The Gulf of Mexico accounts for 78 percent of the shrimp harvest, 62 percent of the oysters, 44 percent of all recreational harvests in the US. The Gulf produces over 50 percent of the US domestic oil and gas, and 15 of the top 50 shipping ports are located in Gulf states. The bounties of the Gulf are extraordinary, but decades if not centuries, of pressure have left the Gulf of Mexico in a vulnerable place. Passage of the RESTORE Act will begin to make right the Gulf economy and the Gulf ecosystem.
RESTORE not only sends funds to the Gulf, but it trusts the Gulf states to make decisions on how best to utilize these resources. Here, too, we are proud of our state leadership and the vision of Gov. Bryant to invest RESTORE funds in a way that links economic development to environmental restoration. The recently announced National Oceans and Applications Research Center, or NOARC, will be a major engine of economic development supporting long-term monitoring of the Gulf.
I am especially excited that RESTORE provides funding for a Mississippi Center of Excellence dedicated to scientific studies of the Gulf. Since the 1980s, the University of Southern Mississippi has served as Mississippi’s flagship marine sciences institution. With researched-based graduate programs in marine science and coastal sciences, and significant facilities along the Gulf Coast, Southern Miss is prepared to lead the Mississippi Center of Excellence.

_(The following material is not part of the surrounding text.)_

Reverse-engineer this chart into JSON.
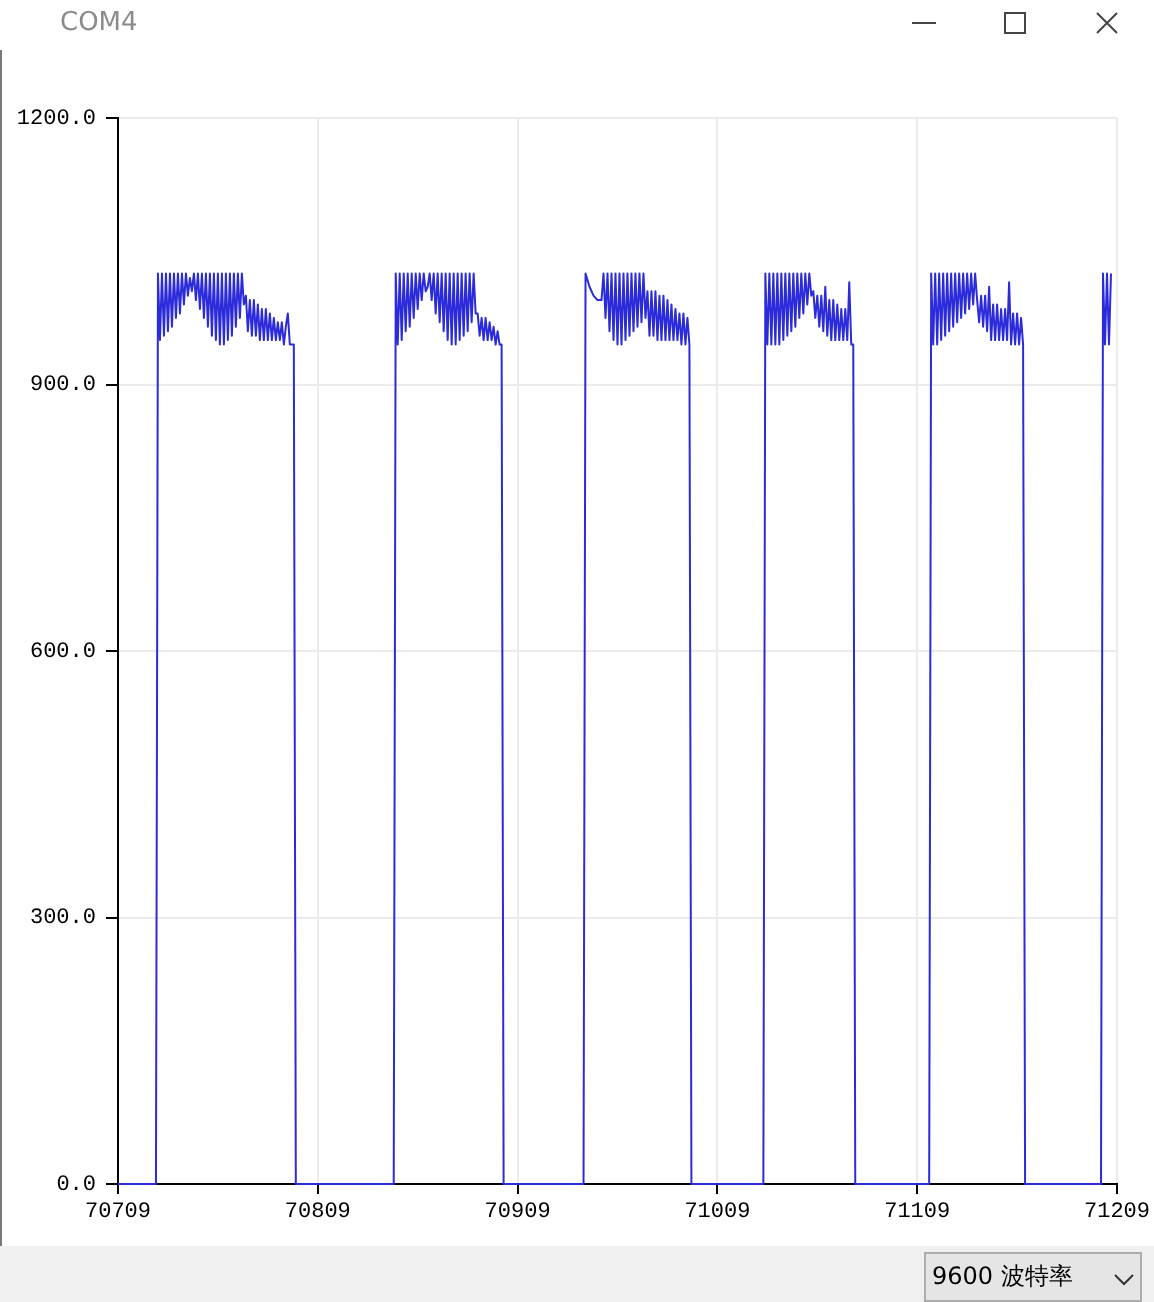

Harnessing research expertise in fisheries, wetlands, and ocean science and monitoring and in partnership with the other state research universities, we can apply new technologies for the long-term study of the Gulf to assure restoration efforts are effective. Never again will we have an oil spill or hurricane and not know the impacts for lack of comprehensive understanding.
I hope everyone in Mississippi will applaud the vision of our elected officials as we move forward to create a strong, long-lasting ocean monitoring and technology corridor to provide a sound, science-based foundation for the long-term management of our valuable Gulf resources. Mississippi’s universities are poised to play a pivotal role in that effort.
Denis Wiesenburg is Provost and a Professor of Marine Science at the University of Southern Mississippi. He has been involved with five different oil spills during his career.